Retos Energéticos en México y el Futuro del Fracking
Desde hace varios años, México ha estado lidiando con un preocupante problema energético. La reciente tensión en el Medio Oriente, junto con la política internacional de Estados Unidos, ha puesto en el centro del debate la dependencia del país del gas estadounidense. A continuación, exploraremos la magnitud de esta dependencia, así como las posibles soluciones propuestas por la presidenta Claudia Sheinbaum.
La Dependencia del Gas Estadounidense
Actualmente, México necesita aproximadamente 9.000 millones de pies cúbicos de gas natural al día, pero solo produce 2.300 millones. Esto significa que el 75% del gas que consume es importado, principalmente desde Texas. De esta cantidad, más de la mitad se utiliza para la generación de energía eléctrica, lo que resalta la vulnerabilidad del país ante cualquier interrupción en el suministro.
La infraestructura de almacenamiento de gas en México es limitada, permitiendo apenas tres días de autonomía. Esta situación genera preocupación, ya que otras fuentes de energía no serían suficientes para cubrir la demanda de 130 millones de habitantes.
Un Aviso de Peligro
Como señala el geólogo Luca Ferrari, México lleva años en declive en la producción de gas nacional, lo que provoca un aumento significativo en las importaciones. Sin contar el gas consumido por la estatal Pemex, la dependencia del gas estadounidense asciende casi al 90%. Aún más preocupante es la caída sostenida en la producción de petróleo, obligando a México a importar cerca del 50% de su gasolina y diésel.
El Controversial Fracking
La presidenta Sheinbaum ha abierto el debate respecto a la explotación del gas no convencional mediante fracking. A pesar de haberse opuesto a esta técnica en el pasado, ahora está considerando su uso para asegurar la soberanía energética del país.
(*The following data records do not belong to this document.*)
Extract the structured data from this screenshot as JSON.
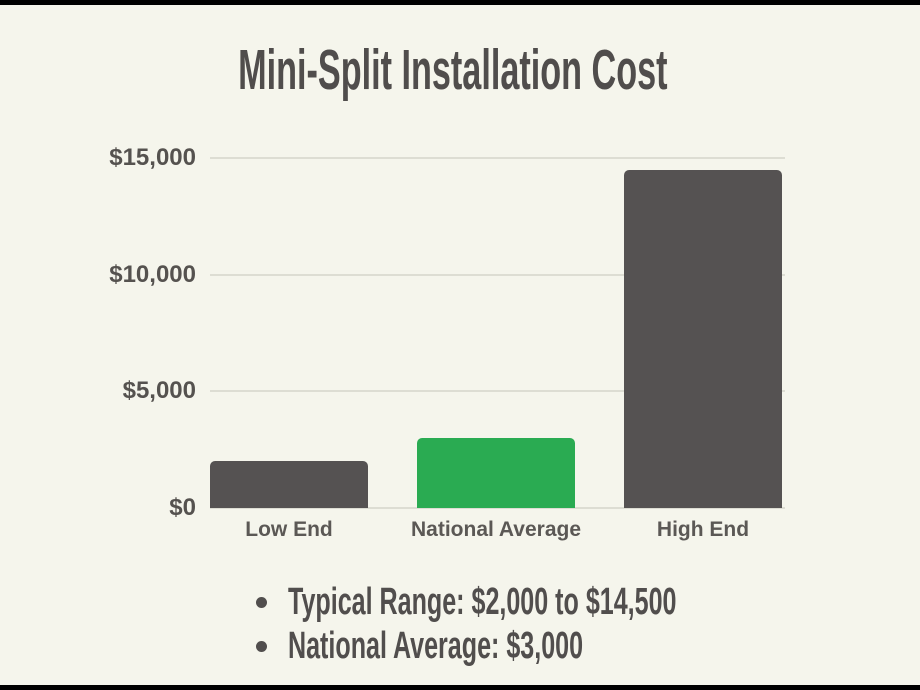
{
  "title": "Mini-Split Installation Cost",
  "chart_data": {
    "type": "bar",
    "title": "Mini-Split Installation Cost",
    "categories": [
      "Low End",
      "National Average",
      "High End"
    ],
    "values": [
      2000,
      3000,
      14500
    ],
    "bar_colors": [
      "#555252",
      "#2aab52",
      "#555252"
    ],
    "xlabel": "",
    "ylabel": "",
    "ylim": [
      0,
      15000
    ],
    "yticks": [
      0,
      5000,
      10000,
      15000
    ],
    "ytick_labels": [
      "$0",
      "$5,000",
      "$10,000",
      "$15,000"
    ],
    "grid": true,
    "legend": false,
    "annotations": [
      "Typical Range: $2,000 to $14,500",
      "National Average: $3,000"
    ]
  },
  "notes": [
    "Typical Range: $2,000 to $14,500",
    "National Average: $3,000"
  ],
  "colors": {
    "background": "#f5f5ec",
    "frame": "#000000",
    "bar_gray": "#555252",
    "bar_green": "#2aab52",
    "text_dark": "#514e4d",
    "axis_text": "#55524f",
    "gridline": "#ddddd3"
  }
}
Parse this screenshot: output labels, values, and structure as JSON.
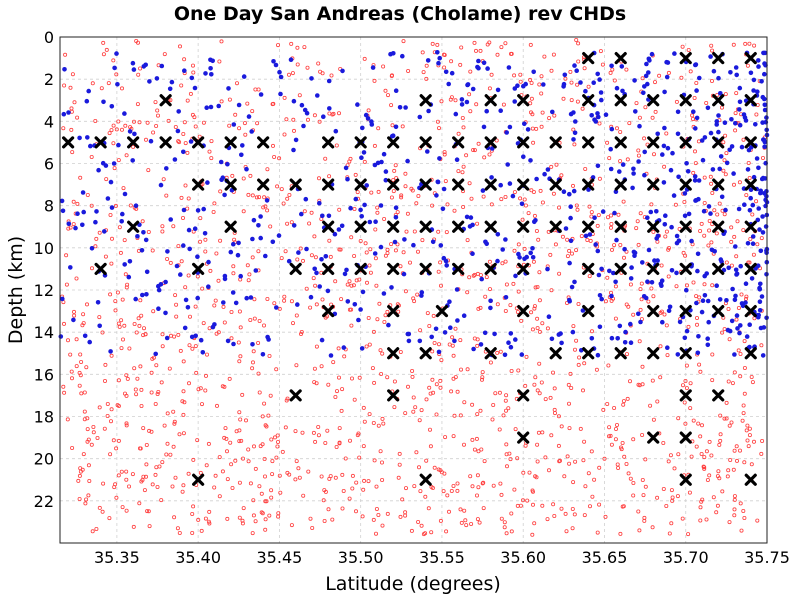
{
  "chart_data": {
    "type": "scatter",
    "title": "One Day San Andreas (Cholame) rev CHDs",
    "xlabel": "Latitude (degrees)",
    "ylabel": "Depth (km)",
    "xlim": [
      35.315,
      35.75
    ],
    "ylim": [
      24,
      0
    ],
    "y_inverted": true,
    "grid": true,
    "legend": "none",
    "x_ticks": [
      "35.35",
      "35.40",
      "35.45",
      "35.50",
      "35.55",
      "35.60",
      "35.65",
      "35.70",
      "35.75"
    ],
    "y_ticks": [
      "0",
      "2",
      "4",
      "6",
      "8",
      "10",
      "12",
      "14",
      "16",
      "18",
      "20",
      "22"
    ],
    "colors": {
      "background_events": "#ff4040",
      "located_events": "#1a1adc",
      "markers": "#000000"
    },
    "series": [
      {
        "marker": "x",
        "color": "#000000",
        "points": [
          [
            35.64,
            1
          ],
          [
            35.66,
            1
          ],
          [
            35.7,
            1
          ],
          [
            35.72,
            1
          ],
          [
            35.74,
            1
          ],
          [
            35.38,
            3
          ],
          [
            35.54,
            3
          ],
          [
            35.58,
            3
          ],
          [
            35.6,
            3
          ],
          [
            35.64,
            3
          ],
          [
            35.66,
            3
          ],
          [
            35.68,
            3
          ],
          [
            35.7,
            3
          ],
          [
            35.72,
            3
          ],
          [
            35.74,
            3
          ],
          [
            35.32,
            5
          ],
          [
            35.34,
            5
          ],
          [
            35.36,
            5
          ],
          [
            35.38,
            5
          ],
          [
            35.4,
            5
          ],
          [
            35.42,
            5
          ],
          [
            35.44,
            5
          ],
          [
            35.48,
            5
          ],
          [
            35.5,
            5
          ],
          [
            35.52,
            5
          ],
          [
            35.54,
            5
          ],
          [
            35.56,
            5
          ],
          [
            35.58,
            5
          ],
          [
            35.6,
            5
          ],
          [
            35.62,
            5
          ],
          [
            35.64,
            5
          ],
          [
            35.66,
            5
          ],
          [
            35.68,
            5
          ],
          [
            35.7,
            5
          ],
          [
            35.72,
            5
          ],
          [
            35.74,
            5
          ],
          [
            35.4,
            7
          ],
          [
            35.42,
            7
          ],
          [
            35.44,
            7
          ],
          [
            35.46,
            7
          ],
          [
            35.48,
            7
          ],
          [
            35.5,
            7
          ],
          [
            35.52,
            7
          ],
          [
            35.54,
            7
          ],
          [
            35.56,
            7
          ],
          [
            35.58,
            7
          ],
          [
            35.6,
            7
          ],
          [
            35.62,
            7
          ],
          [
            35.64,
            7
          ],
          [
            35.66,
            7
          ],
          [
            35.68,
            7
          ],
          [
            35.7,
            7
          ],
          [
            35.72,
            7
          ],
          [
            35.74,
            7
          ],
          [
            35.36,
            9
          ],
          [
            35.42,
            9
          ],
          [
            35.48,
            9
          ],
          [
            35.5,
            9
          ],
          [
            35.52,
            9
          ],
          [
            35.54,
            9
          ],
          [
            35.56,
            9
          ],
          [
            35.58,
            9
          ],
          [
            35.6,
            9
          ],
          [
            35.62,
            9
          ],
          [
            35.64,
            9
          ],
          [
            35.66,
            9
          ],
          [
            35.68,
            9
          ],
          [
            35.7,
            9
          ],
          [
            35.72,
            9
          ],
          [
            35.74,
            9
          ],
          [
            35.34,
            11
          ],
          [
            35.4,
            11
          ],
          [
            35.46,
            11
          ],
          [
            35.48,
            11
          ],
          [
            35.5,
            11
          ],
          [
            35.52,
            11
          ],
          [
            35.54,
            11
          ],
          [
            35.56,
            11
          ],
          [
            35.58,
            11
          ],
          [
            35.6,
            11
          ],
          [
            35.64,
            11
          ],
          [
            35.66,
            11
          ],
          [
            35.68,
            11
          ],
          [
            35.7,
            11
          ],
          [
            35.72,
            11
          ],
          [
            35.74,
            11
          ],
          [
            35.48,
            13
          ],
          [
            35.52,
            13
          ],
          [
            35.55,
            13
          ],
          [
            35.6,
            13
          ],
          [
            35.64,
            13
          ],
          [
            35.68,
            13
          ],
          [
            35.7,
            13
          ],
          [
            35.72,
            13
          ],
          [
            35.74,
            13
          ],
          [
            35.52,
            15
          ],
          [
            35.54,
            15
          ],
          [
            35.58,
            15
          ],
          [
            35.62,
            15
          ],
          [
            35.64,
            15
          ],
          [
            35.66,
            15
          ],
          [
            35.68,
            15
          ],
          [
            35.7,
            15
          ],
          [
            35.74,
            15
          ],
          [
            35.46,
            17
          ],
          [
            35.52,
            17
          ],
          [
            35.6,
            17
          ],
          [
            35.7,
            17
          ],
          [
            35.72,
            17
          ],
          [
            35.6,
            19
          ],
          [
            35.68,
            19
          ],
          [
            35.7,
            19
          ],
          [
            35.4,
            21
          ],
          [
            35.54,
            21
          ],
          [
            35.7,
            21
          ],
          [
            35.74,
            21
          ]
        ]
      }
    ]
  }
}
En palabras de Sheinbaum, “lo peor que podemos hacer es simplemente decir ‘no’; debemos investigar si hay nuevas tecnologías que reduzcan el impacto ambiental”.
El fracking, una técnica que permite extraer gas de esquisto mediante la fracturación de roca, ha sido objeto de críticas por su consumo excesivo de agua, la posible contaminación de acuíferos y otros efectos nocivos. La presidenta reconoce estos riesgos y subraya que se debe buscar un equilibrio entre el desarrollo energético y la protección del medio ambiente.
El Futuro del Gas en México
Según la administración de Pemex, hay recursos de gas natural no explotados que podrían ofrecer cierta autosuficiencia a México en el futuro. No obstante, el uso del fracking plantea desafíos tanto técnicos como ambientales. Ferrari advierte que no hay pruebas concluyentes sobre la efectividad de las nuevas tecnologías propuestas y que el fracking podría solo sostener la oferta de gas por unos pocos años.
Alternativas Sostenibles
La cuestión central no es solo qué utilizar, sino cómo abordar el problema de un consumo energético que sobrepasa las capacidades actuales del país. Ferrari propone un enfoque que reduzca el consumo de energía y materias primas, enfatizando la necesidad de vivir de manera más sostenible.
Conclusión
Frente a un panorama energético cada vez más complejo, es imperativo que México explore todas las vías posibles, ya sea mediante el fracking o mediante otras alternativas más sostenibles. La prioridad debería estar en asegurar un suministro energético seguro y eficiente, que se alinee con un compromiso firme hacia la protección del medio ambiente.
Aspectos Clave
- La dependencia de México del gas estadounidense representa un riesgo significativo para su soberanía energética.
- Sheinbaum ha reabierto el debate sobre el fracking como posible solución a la crisis energética.
- Existen preocupaciones sobre los impactos ambientales de la técnica de fracking.
- Es crucial encontrar un equilibrio entre la explotación de recursos energéticos y la sostenibilidad ambiental.